Основателем ритуализма XX в. является Джеймс Джордж Фрэзер. Он вышел из английской антропологической школы Тэйлора и Лэнга и, собственно, придерживался теории пережитков, хотя и внес серьезные коррективы в тэйлоровскую теорию анимизма, противопоставив анимизму магию, соответствующую более древней ступени человеческого мышления. Саму магию Фрэзер объяснял ассоциациями по сходству и по смежности и трактовал ее как наивное заблуждение первобытного человека [30]. Однако, он отмечал и позитивное значение магии для укрепления власти, брака и собственности, для поддержания общественного порядка, т.е. своеобразное предвосхищение более глубокой постановки вопроса о позитивной ценности мифов у других авторов. Кроме того, миф для Фрэзера в отличие от Тэйлора все больше выступал не в качестве сознательной попытки объяснения окружающего мира, а просто как слепок отмирающего обряда. Иными словами, в его подходе ритуализм возобладал над познавательным, содержательным аспектом мифологии. Однако, большее влияние на науку он оказал не своими теоретическими разработками, а практическими исследованиями мифологии, собранными главным образом в "Золотой ветви", которые явились исходным материалом для многих интеллектуальных инициатив не только в науке, но и в литературе.
Известное значение имели также работы французского этнолога и фольклориста А. Ван Геннепа. Он активно выступал против эволюционизма английской антропологической школы. Основные его работы касаются обрядов, сопровождающих переходные моменты в жизни человека и природы.
Непосредственно от Фрэзера идет так называемая "кембриджская школа" классической филологии, к каковой принадлежали Джейн Харрисон, Ф.М. Корнфорд, А.Б. Кук, Гилберт Мэррей и др., исходившие в своих исследованиях из безусловного приоритета ритуала над мифом и видевшие в ритуалах важнейший источник развития мифологии, религии, философии, искусства древнего мира.
Ритуализм оказал прямое или косвенно влияние на многих других авторов, о которых речь будет идти ниже, но и вызвал целую серию работ, критически оценивающих крайности ритуализма. Однако и сейчас еще вопрос о приоритете в отношениях мифа и ритуала не решен окончательно. Миф - не действие, обросшее словом, и не рефлекс обряда. Другое дело, что миф и обряд в первобытных и древних культурах в принципе составляют известное единство (мировоззренческое, функциональное, структурное), что в обрядах воспроизводятся мифические события сакрального прошлого, что в системе первобытной культуры миф и обряд составляют два ее аспекта - словесный и действенный, "теоретический" и "практический". Подобное понимание внутреннего единства мифа и обряда, их живой связи, а также общей практической функции было открыто Брониславом Малиновским.

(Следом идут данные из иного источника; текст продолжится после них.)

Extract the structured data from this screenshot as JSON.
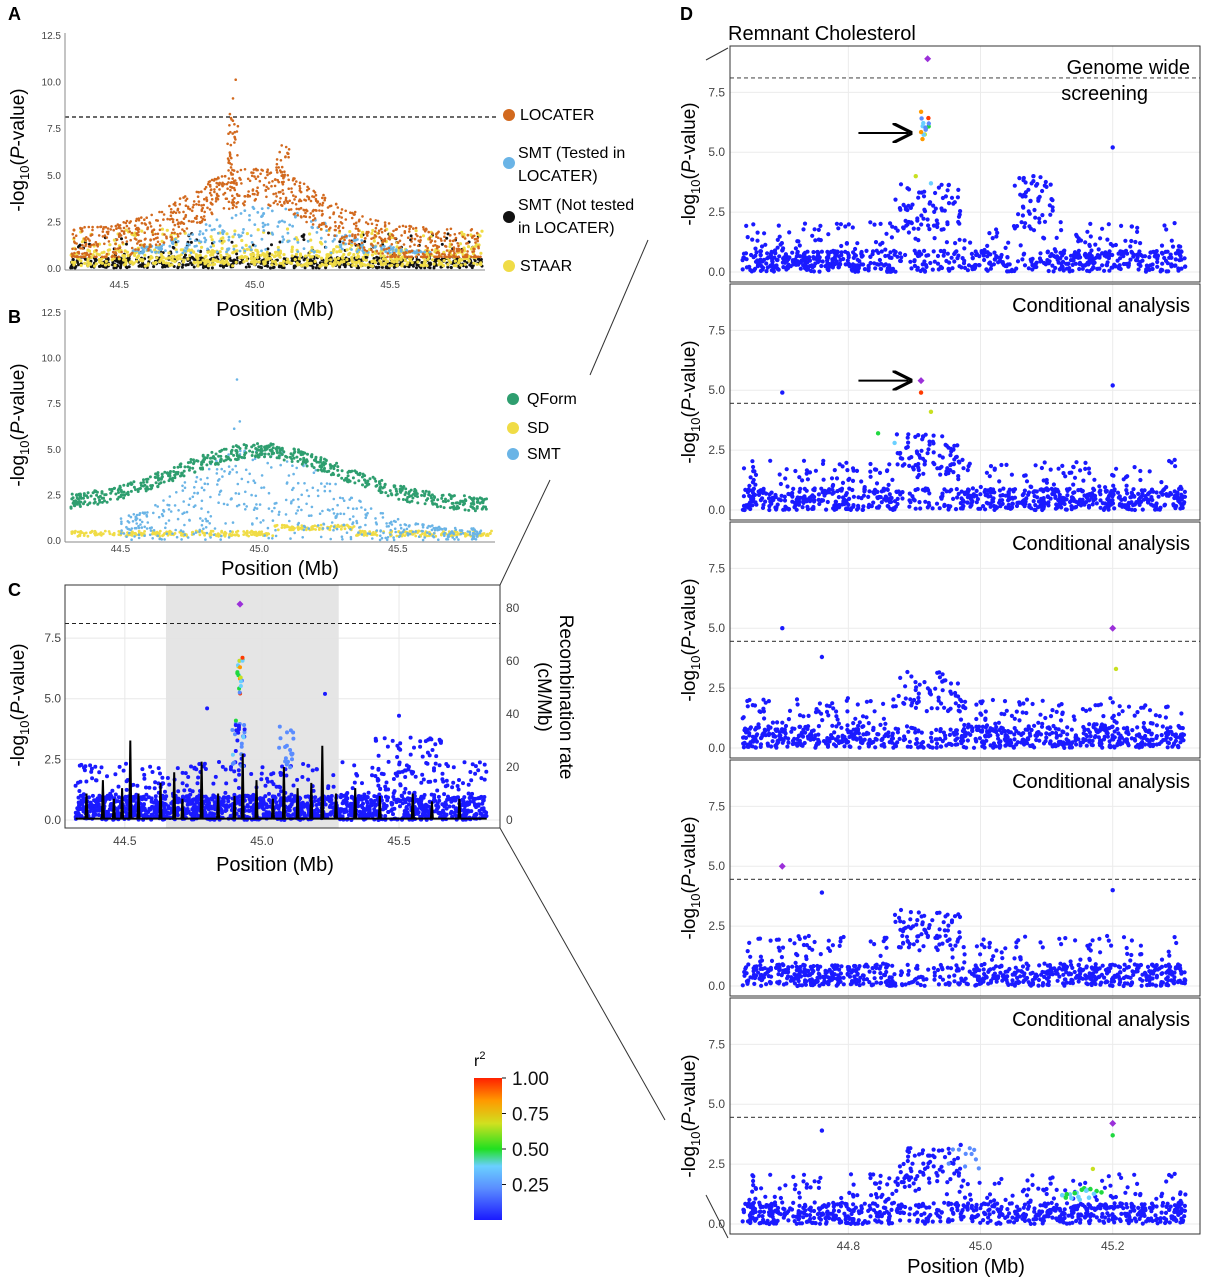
{
  "colors": {
    "locater": "#d2691e",
    "smt_tested": "#6ab4e6",
    "smt_not_tested": "#111111",
    "staar": "#f0dc46",
    "qform": "#2e9e6f",
    "sd": "#f0dc46",
    "smt": "#6ab4e6",
    "snp_low_ld": "#1a1aff",
    "lead": "#9b30d9",
    "region_shade": "#e4e4e4",
    "threshold": "#444444"
  },
  "colorbar": {
    "title": "r",
    "title_sup": "2",
    "ticks": [
      "1.00",
      "0.75",
      "0.50",
      "0.25"
    ],
    "tick_values": [
      1.0,
      0.75,
      0.5,
      0.25
    ],
    "range": [
      0.0,
      1.0
    ],
    "gradient": [
      "#1a1aff",
      "#5a8cff",
      "#6ad0ff",
      "#20e020",
      "#d0e020",
      "#ff9a00",
      "#ff2000"
    ]
  },
  "chart_data": [
    {
      "panel": "A",
      "type": "scatter",
      "xlabel": "Position (Mb)",
      "ylabel": "-log10(P-value)",
      "xticks": [
        "44.5",
        "45.0",
        "45.5"
      ],
      "yticks": [
        "0.0",
        "2.5",
        "5.0",
        "7.5",
        "10.0",
        "12.5"
      ],
      "xlim": [
        44.3,
        45.85
      ],
      "ylim": [
        0,
        12.5
      ],
      "threshold": 8.1,
      "legend_position": "right",
      "series": [
        {
          "name": "LOCATER",
          "color_key": "locater",
          "shape": "broad peak near 44.9-45.3 Mb, max 10.1 at 44.93"
        },
        {
          "name": "SMT (Tested in LOCATER)",
          "color_key": "smt_tested",
          "shape": "values up to about 3.6"
        },
        {
          "name": "SMT (Not tested in LOCATER)",
          "color_key": "smt_not_tested",
          "shape": "values up to about 2.0"
        },
        {
          "name": "STAAR",
          "color_key": "staar",
          "shape": "values up to about 2.0"
        }
      ]
    },
    {
      "panel": "B",
      "type": "scatter",
      "xlabel": "Position (Mb)",
      "ylabel": "-log10(P-value)",
      "xticks": [
        "44.5",
        "45.0",
        "45.5"
      ],
      "yticks": [
        "0.0",
        "2.5",
        "5.0",
        "7.5",
        "10.0",
        "12.5"
      ],
      "xlim": [
        44.3,
        45.85
      ],
      "ylim": [
        0,
        12.5
      ],
      "legend_position": "right",
      "series": [
        {
          "name": "QForm",
          "color_key": "qform",
          "shape": "arch from about 2 at 44.3 Mb to 5 at 45.0 Mb, back to 2 at 45.8 Mb"
        },
        {
          "name": "SD",
          "color_key": "sd",
          "shape": "flat near 0.3"
        },
        {
          "name": "SMT",
          "color_key": "smt",
          "shape": "values up to 8.8 at 44.92"
        }
      ]
    },
    {
      "panel": "C",
      "type": "scatter",
      "xlabel": "Position (Mb)",
      "ylabel": "-log10(P-value)",
      "y2label": "Recombination rate (cM/Mb)",
      "xticks": [
        "44.5",
        "45.0",
        "45.5"
      ],
      "yticks": [
        "0.0",
        "2.5",
        "5.0",
        "7.5"
      ],
      "y2ticks": [
        "0",
        "20",
        "40",
        "60",
        "80"
      ],
      "xlim": [
        44.3,
        45.85
      ],
      "ylim": [
        0,
        9.4
      ],
      "y2lim": [
        0,
        86
      ],
      "threshold": 8.1,
      "shaded_region": [
        44.65,
        45.28
      ],
      "lead_variant": {
        "x": 44.92,
        "y": 8.9
      },
      "recombination_peaks": [
        {
          "x": 44.36,
          "y": 10
        },
        {
          "x": 44.42,
          "y": 15
        },
        {
          "x": 44.46,
          "y": 8
        },
        {
          "x": 44.49,
          "y": 12
        },
        {
          "x": 44.52,
          "y": 30
        },
        {
          "x": 44.55,
          "y": 10
        },
        {
          "x": 44.63,
          "y": 14
        },
        {
          "x": 44.68,
          "y": 18
        },
        {
          "x": 44.71,
          "y": 8
        },
        {
          "x": 44.78,
          "y": 22
        },
        {
          "x": 44.84,
          "y": 10
        },
        {
          "x": 44.9,
          "y": 9
        },
        {
          "x": 44.93,
          "y": 25
        },
        {
          "x": 44.98,
          "y": 15
        },
        {
          "x": 45.04,
          "y": 8
        },
        {
          "x": 45.08,
          "y": 20
        },
        {
          "x": 45.13,
          "y": 12
        },
        {
          "x": 45.18,
          "y": 14
        },
        {
          "x": 45.22,
          "y": 28
        },
        {
          "x": 45.27,
          "y": 10
        },
        {
          "x": 45.34,
          "y": 12
        },
        {
          "x": 45.43,
          "y": 9
        },
        {
          "x": 45.55,
          "y": 10
        },
        {
          "x": 45.62,
          "y": 7
        },
        {
          "x": 45.72,
          "y": 8
        }
      ]
    },
    {
      "panel": "D1",
      "type": "scatter",
      "title": "Remnant Cholesterol",
      "label": "Genome wide screening",
      "ylabel": "-log10(P-value)",
      "yticks": [
        "0.0",
        "2.5",
        "5.0",
        "7.5"
      ],
      "xlim": [
        44.63,
        45.32
      ],
      "ylim": [
        0,
        9.1
      ],
      "threshold": 8.1,
      "lead_variant": {
        "x": 44.92,
        "y": 8.9
      },
      "arrow_at": {
        "x": 44.9,
        "y": 5.8
      },
      "secondary_peaks": [
        {
          "x": 45.2,
          "y": 5.2
        },
        {
          "x": 45.08,
          "y": 4.0
        }
      ]
    },
    {
      "panel": "D2",
      "type": "scatter",
      "label": "Conditional analysis",
      "ylabel": "-log10(P-value)",
      "yticks": [
        "0.0",
        "2.5",
        "5.0",
        "7.5"
      ],
      "xlim": [
        44.63,
        45.32
      ],
      "ylim": [
        0,
        9.1
      ],
      "threshold": 4.45,
      "lead_variant": {
        "x": 44.91,
        "y": 5.4
      },
      "arrow_at": {
        "x": 44.9,
        "y": 5.4
      },
      "secondary_peaks": [
        {
          "x": 45.2,
          "y": 5.2
        },
        {
          "x": 44.7,
          "y": 4.9
        }
      ]
    },
    {
      "panel": "D3",
      "type": "scatter",
      "label": "Conditional analysis",
      "ylabel": "-log10(P-value)",
      "yticks": [
        "0.0",
        "2.5",
        "5.0",
        "7.5"
      ],
      "xlim": [
        44.63,
        45.32
      ],
      "ylim": [
        0,
        9.1
      ],
      "threshold": 4.45,
      "lead_variant": {
        "x": 45.2,
        "y": 5.0
      },
      "secondary_peaks": [
        {
          "x": 44.7,
          "y": 5.0
        },
        {
          "x": 44.76,
          "y": 3.8
        }
      ]
    },
    {
      "panel": "D4",
      "type": "scatter",
      "label": "Conditional analysis",
      "ylabel": "-log10(P-value)",
      "yticks": [
        "0.0",
        "2.5",
        "5.0",
        "7.5"
      ],
      "xlim": [
        44.63,
        45.32
      ],
      "ylim": [
        0,
        9.1
      ],
      "threshold": 4.45,
      "lead_variant": {
        "x": 44.7,
        "y": 5.0
      },
      "secondary_peaks": [
        {
          "x": 44.76,
          "y": 3.9
        },
        {
          "x": 45.2,
          "y": 4.0
        }
      ]
    },
    {
      "panel": "D5",
      "type": "scatter",
      "label": "Conditional analysis",
      "ylabel": "-log10(P-value)",
      "xlabel": "Position (Mb)",
      "xticks": [
        "44.8",
        "45.0",
        "45.2"
      ],
      "yticks": [
        "0.0",
        "2.5",
        "5.0",
        "7.5"
      ],
      "xlim": [
        44.63,
        45.32
      ],
      "ylim": [
        0,
        9.1
      ],
      "threshold": 4.45,
      "lead_variant": {
        "x": 45.2,
        "y": 4.2
      },
      "secondary_peaks": [
        {
          "x": 44.76,
          "y": 3.9
        },
        {
          "x": 44.97,
          "y": 3.3
        }
      ]
    }
  ]
}
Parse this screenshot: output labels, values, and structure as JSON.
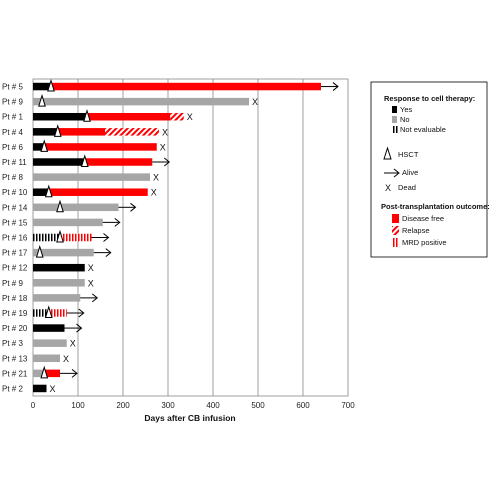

Малиновский положил начало так называемой функциональной школе в этнологии. Именно он был подлинным новатором в вопросе о соотношении мифа и ритуала и, шире, - в вопросе о роли и месте мифов в культуре. Функционализм Малиновского противостоит классической английской антропологической школе своей основной установкой на изучение мифов в живом культурном контексте "примитивных" экзотических племен, а не в сравнительно-эволюционном плане.
Полевые исследования Малиновского показывают, что миф в архаических обществах, т.е. там, где он еще не стал "пережитком", имеет не теоретическое значение и не является средством научного и донаучного познания человеком окружающего мира, а выполняет чисто практические функции, поддерживая традиции и непрерывность племенной культуры за счет обращения к сверхъестественной реальности доисторических событий. Миф кодифицирует мысль, укрепляет мораль, предлагает определенные правила поведения и санкционирует обряды, рационализирует и оправдывает социальные установления. Малиновский оценивает миф со стороны его прагматической функции как инструмент разрешения критических проблем, относящихся к благополучию индивида в обществе, и как орудие поддержания гармонии с экономическими и социальными факторами. Он указывает, что миф - это не просто рассказанная история или повествование, имеющее аллегорическое, символическое и тому подобные значения; миф переживается аборигенами в качестве своего рода устного "священного писания", как некая действительность, влияющая на судьбу мира и людей. Реальность мифа, как объясняет исследователь, восходит к событиям доисторического мифического времени, но остается психологической реальностью для аборигена благодаря воспроизведению мифов в обрядах и магическому значению последних.